A Hybrid Pharmacovigilance Method for National-Scale Comorbidity Discovery: Association Rules with FDA-Approved PRR/Chi-square and EBGM Validation.

Background Clinicians need scalable, statistically rigorous maps of disease–disease co-occurrence to support screening, safer prescribing, and differential diagnosis. Spontaneous-report data such as FAERS are national in scope but prone to bias, so discovery requires conservative, interpretable validation. Methods We developed a three-stage pipeline—Association Rule Mining for candidate triage, disproportionality testing with PRR and χ² (criteria: PRR ≥ 2.0, χ² ≥ 4.0, p < 0.05, a ≥ 3), and Empirical-Bayes shrinkage via EBGM (low-count rule: if a < 10 and EB05 < 2, reject). The pipeline was applied to FAERS (n = 393,130; 50 index conditions) and externally evaluated with a lab-test corpus (n = 2,461). Results The workflow yielded 25,083 validated condition–condition associations after ≈ 99% overall rejection of naïve pairs (≈ 85% specificity among retained links). Statistical strength was high: 97.1% of associations met p < 0.001. Risk tiering showed 43.5% of links in a High-Risk band (PRR ≥ 10), with clinically coherent hubs (e.g., hypertension, rheumatoid arthritis, Crohn’s disease, psoriasis). Internal five-fold analysis indicated strong reproducibility, and cross-corpus comparison supported generalizability, with directionally consistent effects and high rejection concordance for spurious pairs.
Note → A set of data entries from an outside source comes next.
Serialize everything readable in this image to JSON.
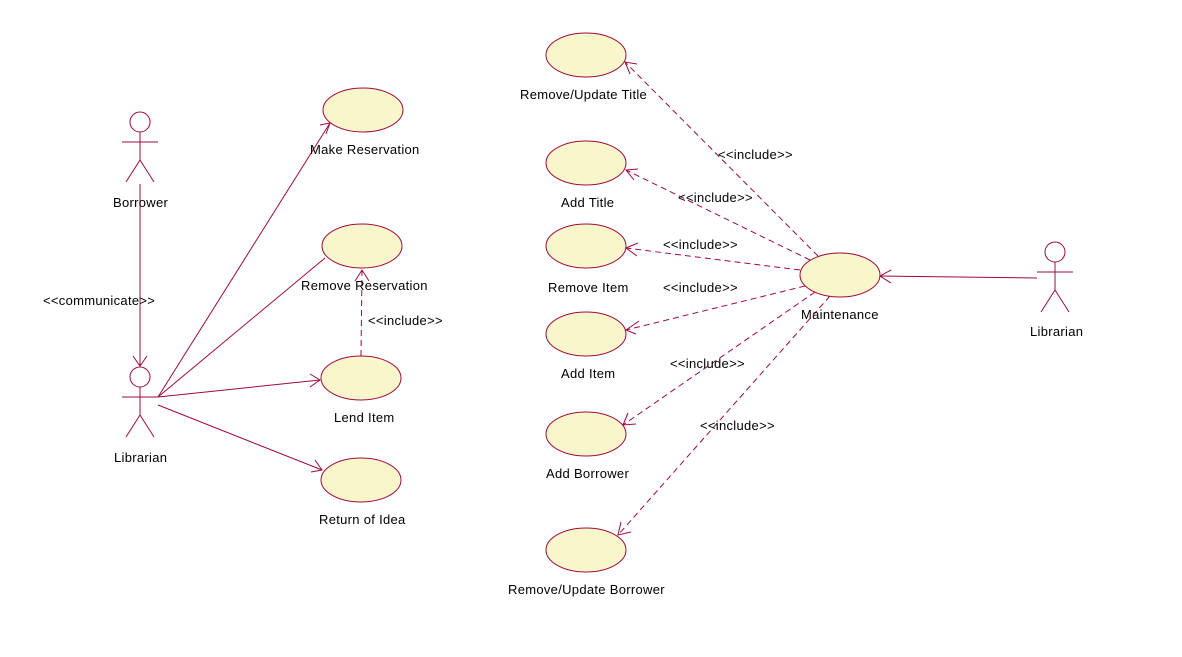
{
  "actors": {
    "borrower": {
      "label": "Borrower"
    },
    "librarian_left": {
      "label": "Librarian"
    },
    "librarian_right": {
      "label": "Librarian"
    }
  },
  "use_cases": {
    "make_reservation": {
      "label": "Make Reservation"
    },
    "remove_reservation": {
      "label": "Remove Reservation"
    },
    "lend_item": {
      "label": "Lend Item"
    },
    "return_of_idea": {
      "label": "Return of Idea"
    },
    "remove_update_title": {
      "label": "Remove/Update Title"
    },
    "add_title": {
      "label": "Add Title"
    },
    "remove_item": {
      "label": "Remove Item"
    },
    "add_item": {
      "label": "Add Item"
    },
    "add_borrower": {
      "label": "Add Borrower"
    },
    "remove_update_borrower": {
      "label": "Remove/Update Borrower"
    },
    "maintenance": {
      "label": "Maintenance"
    }
  },
  "relations": {
    "communicate": {
      "label": "<<communicate>>"
    },
    "include1": {
      "label": "<<include>>"
    },
    "include2": {
      "label": "<<include>>"
    },
    "include3": {
      "label": "<<include>>"
    },
    "include4": {
      "label": "<<include>>"
    },
    "include5": {
      "label": "<<include>>"
    },
    "include6": {
      "label": "<<include>>"
    },
    "include7": {
      "label": "<<include>>"
    }
  },
  "chart_data": {
    "type": "uml_use_case",
    "actors": [
      "Borrower",
      "Librarian",
      "Librarian"
    ],
    "use_cases": [
      "Make Reservation",
      "Remove Reservation",
      "Lend Item",
      "Return of Idea",
      "Remove/Update Title",
      "Add Title",
      "Remove Item",
      "Add Item",
      "Add Borrower",
      "Remove/Update Borrower",
      "Maintenance"
    ],
    "associations": [
      {
        "from": "Borrower",
        "to": "Librarian(left)",
        "stereotype": "communicate",
        "navigable_to": true
      },
      {
        "from": "Librarian(left)",
        "to": "Make Reservation",
        "navigable_to": true
      },
      {
        "from": "Librarian(left)",
        "to": "Remove Reservation"
      },
      {
        "from": "Librarian(left)",
        "to": "Lend Item",
        "navigable_to": true
      },
      {
        "from": "Librarian(left)",
        "to": "Return of Idea",
        "navigable_to": true
      },
      {
        "from": "Lend Item",
        "to": "Remove Reservation",
        "stereotype": "include",
        "dashed": true,
        "navigable_to": true
      },
      {
        "from": "Librarian(right)",
        "to": "Maintenance",
        "navigable_to": true
      },
      {
        "from": "Maintenance",
        "to": "Remove/Update Title",
        "stereotype": "include",
        "dashed": true,
        "navigable_to": true
      },
      {
        "from": "Maintenance",
        "to": "Add Title",
        "stereotype": "include",
        "dashed": true,
        "navigable_to": true
      },
      {
        "from": "Maintenance",
        "to": "Remove Item",
        "stereotype": "include",
        "dashed": true,
        "navigable_to": true
      },
      {
        "from": "Maintenance",
        "to": "Add Item",
        "stereotype": "include",
        "dashed": true,
        "navigable_to": true
      },
      {
        "from": "Maintenance",
        "to": "Add Borrower",
        "stereotype": "include",
        "dashed": true,
        "navigable_to": true
      },
      {
        "from": "Maintenance",
        "to": "Remove/Update Borrower",
        "stereotype": "include",
        "dashed": true,
        "navigable_to": true
      }
    ]
  }
}
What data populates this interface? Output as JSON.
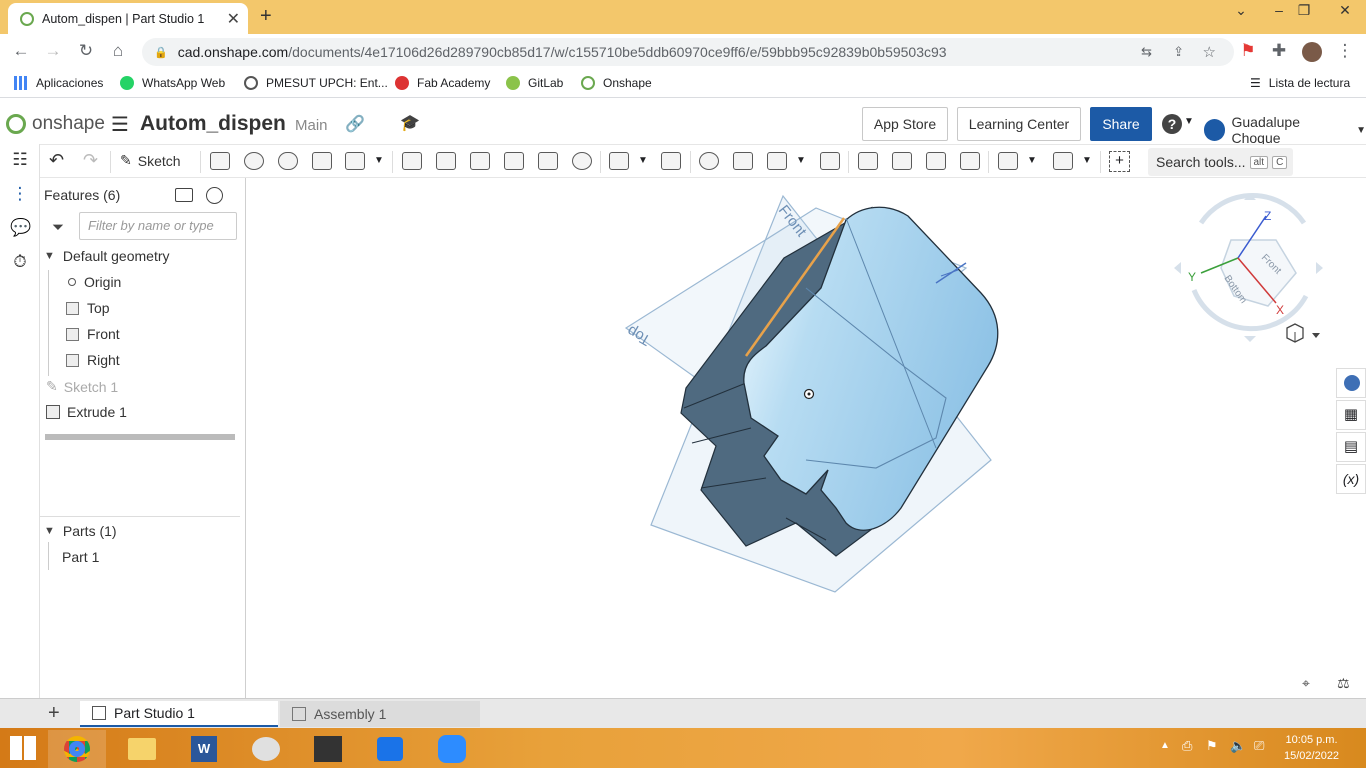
{
  "browser": {
    "tab_title": "Autom_dispen | Part Studio 1",
    "url_host": "cad.onshape.com",
    "url_path": "/documents/4e17106d26d289790cb85d17/w/c155710be5ddb60970ce9ff6/e/59bbb95c92839b0b59503c93",
    "bookmarks": [
      "Aplicaciones",
      "WhatsApp Web",
      "PMESUT UPCH: Ent...",
      "Fab Academy",
      "GitLab",
      "Onshape"
    ],
    "reading_list": "Lista de lectura"
  },
  "header": {
    "logo_text": "onshape",
    "doc_name": "Autom_dispen",
    "branch": "Main",
    "app_store": "App Store",
    "learning_center": "Learning Center",
    "share": "Share",
    "help": "?",
    "user_name": "Guadalupe Choque"
  },
  "toolbar": {
    "sketch_label": "Sketch",
    "search_label": "Search tools...",
    "kbd_alt": "alt",
    "kbd_c": "C"
  },
  "features": {
    "title": "Features (6)",
    "filter_placeholder": "Filter by name or type",
    "default_geometry": "Default geometry",
    "origin": "Origin",
    "top": "Top",
    "front": "Front",
    "right": "Right",
    "sketch1": "Sketch 1",
    "extrude1": "Extrude 1",
    "parts_title": "Parts (1)",
    "part1": "Part 1"
  },
  "viewport": {
    "plane_front": "Front",
    "plane_top": "Top",
    "cube_front": "Front",
    "cube_bottom": "Bottom",
    "axis_x": "X",
    "axis_y": "Y",
    "axis_z": "Z"
  },
  "tabs": {
    "part_studio": "Part Studio 1",
    "assembly": "Assembly 1"
  },
  "taskbar": {
    "time": "10:05 p.m.",
    "date": "15/02/2022"
  },
  "colors": {
    "accent": "#1c5aa6",
    "tabstrip": "#f3c76b",
    "part_face": "#9ccbec",
    "part_side": "#4f6a80"
  }
}
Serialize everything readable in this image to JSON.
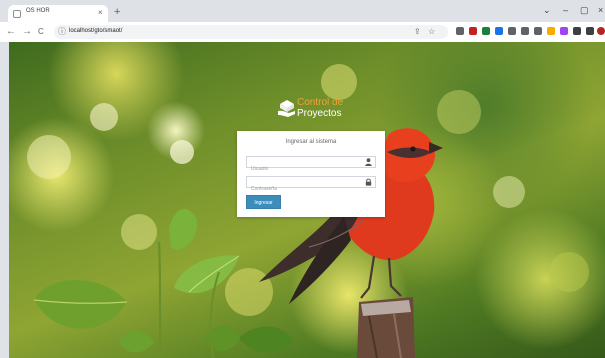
{
  "browser": {
    "tab": {
      "title": "OS HOR",
      "close": "×",
      "favicon": "document-icon"
    },
    "new_tab": "+",
    "window_controls": {
      "expand": "⌄",
      "minimize": "–",
      "maximize": "▢",
      "close": "×"
    },
    "nav": {
      "back": "←",
      "forward": "→",
      "reload": "C"
    },
    "address": {
      "info_icon": "ⓘ",
      "url": "localhost/gto/smaot/",
      "share_icon": "⇪",
      "bookmark_icon": "☆"
    },
    "extension_colors": [
      "#5f6368",
      "#c5221f",
      "#188038",
      "#1a73e8",
      "#5f6368",
      "#5f6368",
      "#5f6368",
      "#f9ab00",
      "#a142f4",
      "#3c4043",
      "#3c4043",
      "#b3261e"
    ]
  },
  "logo": {
    "line1": "Control de",
    "line2": "Proyectos",
    "icon": "cube-hand-icon"
  },
  "login": {
    "title": "Ingresar al sistema",
    "username_placeholder": "Usuario",
    "password_placeholder": "Contraseña",
    "submit_label": "Ingresar"
  },
  "colors": {
    "accent": "#3c8dbc",
    "logo_orange": "#f0a23a",
    "bird_red": "#e03a1e"
  }
}
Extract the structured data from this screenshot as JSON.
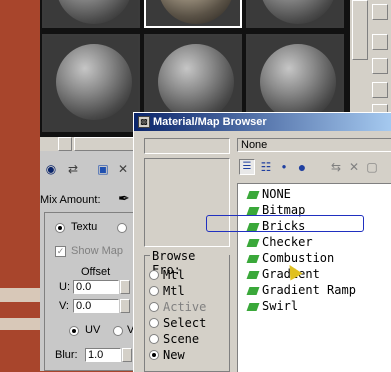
{
  "browser": {
    "title": "Material/Map Browser",
    "none_label": "None",
    "browse_from": {
      "legend": "Browse Fro:",
      "options": [
        {
          "label": "Mtl",
          "selected": false,
          "enabled": true
        },
        {
          "label": "Mtl",
          "selected": false,
          "enabled": true
        },
        {
          "label": "Active",
          "selected": false,
          "enabled": false
        },
        {
          "label": "Select",
          "selected": false,
          "enabled": true
        },
        {
          "label": "Scene",
          "selected": false,
          "enabled": true
        },
        {
          "label": "New",
          "selected": true,
          "enabled": true
        }
      ]
    },
    "maps": [
      "NONE",
      "Bitmap",
      "Bricks",
      "Checker",
      "Combustion",
      "Gradient",
      "Gradient Ramp",
      "Swirl"
    ],
    "hovered_map": "Bricks"
  },
  "material_editor": {
    "mix_amount_label": "Mix Amount:",
    "texture_label": "Textu",
    "show_map_label": "Show Map",
    "offset_label": "Offset",
    "u_label": "U:",
    "v_label": "V:",
    "u_value": "0.0",
    "v_value": "0.0",
    "uv_label": "UV",
    "vw_label": "V",
    "blur_label": "Blur:",
    "blur_value": "1.0"
  },
  "colors": {
    "titlebar_start": "#0a246a",
    "titlebar_end": "#a6caf0",
    "map_icon": "#3aa83a",
    "selection_border": "#2030c0",
    "background_brick": "#a8452c"
  }
}
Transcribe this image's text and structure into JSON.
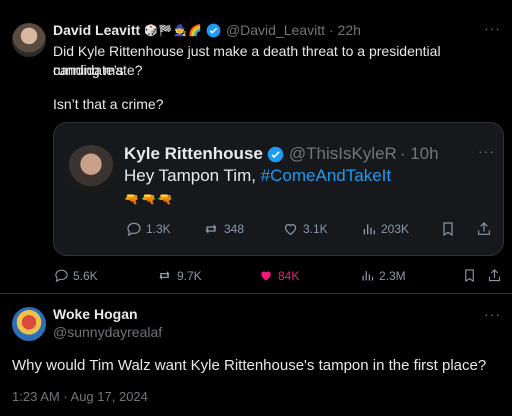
{
  "tweet": {
    "author_name": "David Leavitt",
    "author_emoji": "🎲🏁🧙🌈",
    "author_handle": "@David_Leavitt",
    "time": "· 22h",
    "line1": "Did Kyle Rittenhouse just make a death threat to a presidential candidate’s",
    "line2": "running mate?",
    "line3": "Isn’t that a crime?",
    "stats": {
      "replies": "5.6K",
      "reposts": "9.7K",
      "likes": "84K",
      "views": "2.3M"
    }
  },
  "quoted": {
    "author_name": "Kyle Rittenhouse",
    "author_handle": "@ThisIsKyleR",
    "time": "· 10h",
    "text": "Hey Tampon Tim, ",
    "hashtag": "#ComeAndTakeIt",
    "emoji": "🔫🔫🔫",
    "stats": {
      "replies": "1.3K",
      "reposts": "348",
      "likes": "3.1K",
      "views": "203K"
    }
  },
  "reply": {
    "author_name": "Woke Hogan",
    "author_handle": "@sunnydayrealaf",
    "text": "Why would Tim Walz want Kyle Rittenhouse's tampon in the first place?",
    "timestamp": "1:23 AM · Aug 17, 2024"
  },
  "more_label": "···",
  "colors": {
    "bg": "#000000",
    "text": "#e7e9ea",
    "muted": "#71767b",
    "accent": "#1d9bf0",
    "like": "#f91880"
  }
}
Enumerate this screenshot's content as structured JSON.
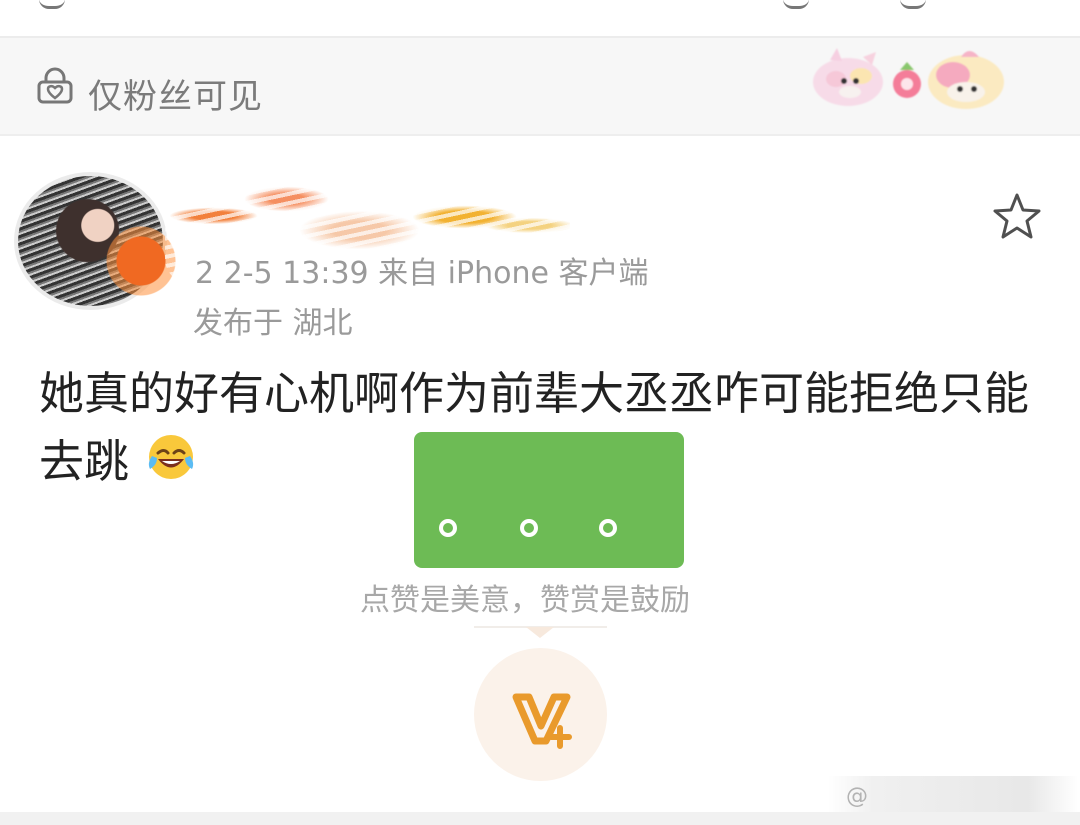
{
  "visibility": {
    "label": "仅粉丝可见",
    "icon": "lock-heart-icon"
  },
  "post": {
    "timestamp": "2 2-5 13:39 来自 iPhone 客户端",
    "location": "发布于 湖北",
    "content_line_1": "她真的好有心机啊作为前辈大丞丞咋可能拒绝只能",
    "content_line_2": "去跳",
    "emoji": "laughing-crying-emoji",
    "favorite_icon": "star-outline-icon"
  },
  "reward": {
    "text": "点赞是美意，赞赏是鼓励",
    "button_icon": "v-plus-icon"
  },
  "watermark": {
    "text": "@"
  },
  "colors": {
    "accent_orange": "#e99a2c",
    "green_block": "#6dbb55",
    "muted_text": "#9a9a9a"
  }
}
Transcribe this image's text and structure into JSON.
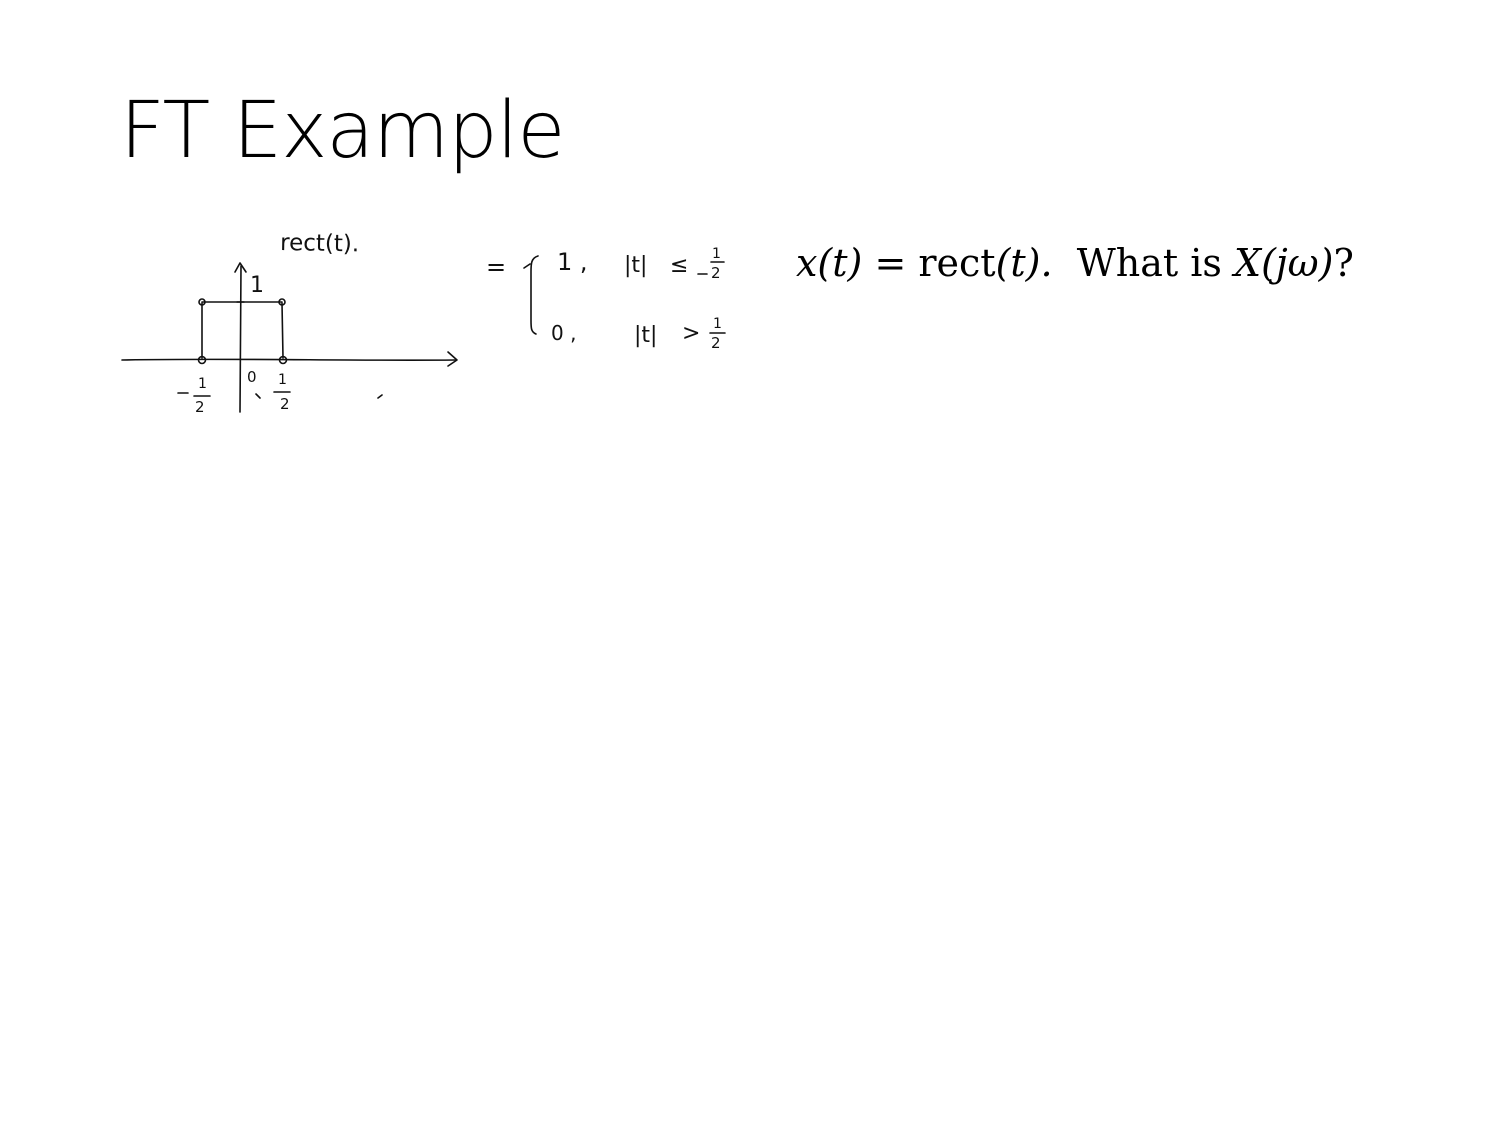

End-to-end performance supports real-time use (< 50 ms for cached retrieval; ~2–3 s on-demand). Conclusions A staged, FDA-aligned pipeline (Association Rules → PRR/χ² → EBGM) converts spontaneous reports into a defensible, reproducible comorbidity network at national scale. The approach reduces false positives without sacrificing sensitivity, aligns with familiar pharmacovigilance statistics, and is production-ready for deployment in clinical decision support (medocsecondopinion.com) while providing a clear queue of novel, testable hypotheses for follow-up in longitudinal data.